Former Tory leaders Boris Johnson and Liz Truss were among the rebels who voted against the deal struck by Mr Sunak and EU Commission president Ursula von der Leyen.

In blue-on-blue Brexiteer infighting, Northern Ireland minister Steve Baker attacked Mr Johnson’s opposition and said he risked looking like a “pound shop Nigel Farage”.

Mr Baker – a former senior figure in the ERG – was said to have been kicked out of the group’s WhatsApp group over the insult. Mr Farage tweeted: “You give Steve Baker a government job and he stops being a Brexiteer. What a fraud this man is.”

Joking about the row, Johnson ally Jacob Rees-Mogg told the Commons: “I would take that as a great compliment. I would like to be the Woolworths of Nigel Farages.”

Earlier in the Commons, Mr Baker pleaded with DUP to accept compromises and restore powersharing in Belfast. “[Sir Jeffrey] knows exactly what he and his colleagues need to do to help me to serve him … and that is of course to restore the devolved institutions.”

ERG chairman Mark Francois said 30 Tory MPs had attended the group’s pre-vote meeting, addressed by Sir Jeffrey Donaldson, leader of the DUP – which has pulled out of powersharing at Stormont over the protocol.

ERG chairman Mark Francois

Mr Francois said the Sunak deal was “rushed and over-sold” and said: “The fact that the DUP has come out very firmly against it means that the deal has not gone far enough.”

The Stormont brake would allow a minority of politicians at the Northern Ireland Assembly to flag concerns about new EU laws in Northern Ireland, a move that could see the UK government veto their introduction.

While the vote on the Stormont brake is only one part of the PM’s agreement with Brussels, it is being read by No 10 as parliament having its say over the entire pact.

NI minister Steve Baker called Johnson ‘pound shop Farage’

In a statement, Mr Johnson claimed Mr Sunak’s arrangements would mean either that Northern Ireland “remained captured by the EU legal order” or the whole of the UK was unable to diverge and take advantage of Brexit. “That is not acceptable,” he said.

Ms Truss is understood to believe the new pact does not “satisfactorily resolve the issues” and “almost fatally impinges” on the UK’s ability to diverge EU regulations.

Urging Tory rebels and DUP to accept the deal is a decent compromise, Northern Ireland secretary Chris Heaton-Harris described the Stormont brake as a “robust change that gives the UK a veto over dynamic alignment with EU rules”.

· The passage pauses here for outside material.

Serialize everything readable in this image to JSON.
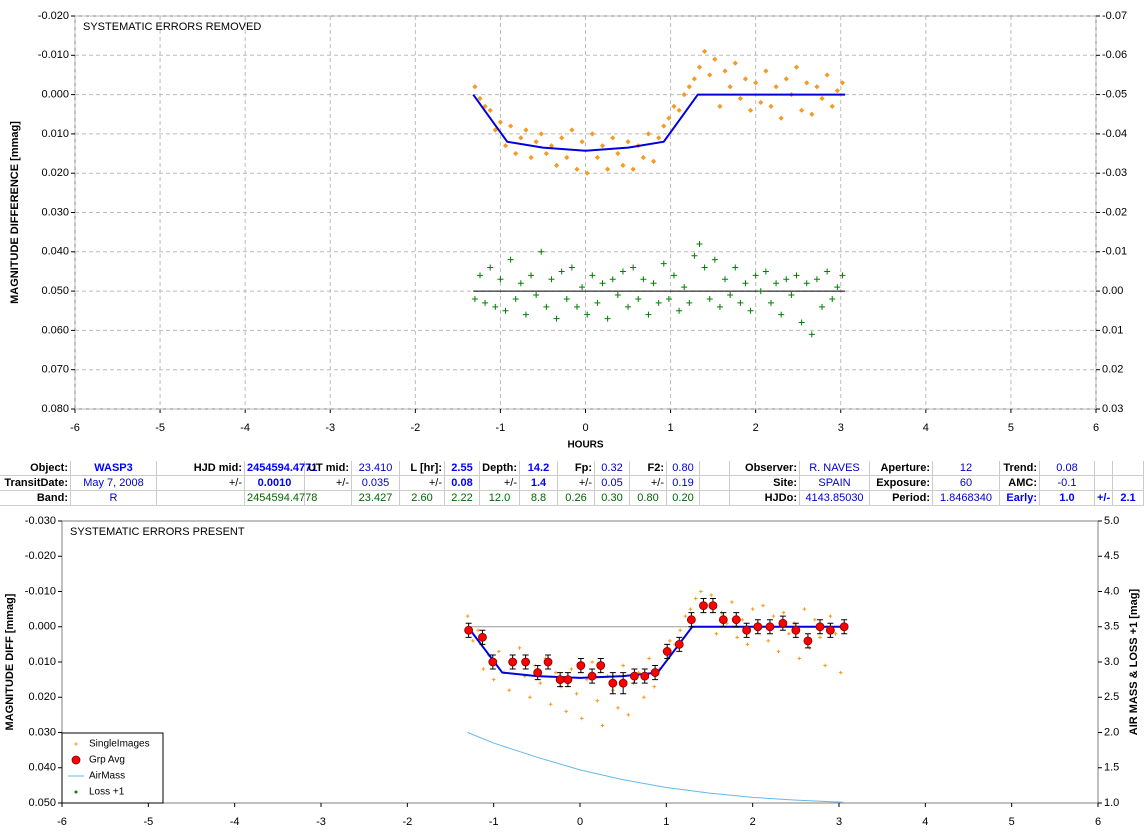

Mr Francois insisted that the Stormont brake was not a “veto” but a “route to arbitration” with the EU of there is a disagreement over goods rules.

Mr Heaton-Harris – his former ally in the ERG – replied: “One, it is a veto. Two, it is a route to arbitration. And three, it removes any element of the ECJ (European Court of Justice) being relevant in this decision. So I think we have actually delivered on some of the things that he and I have campaigned on over the years.”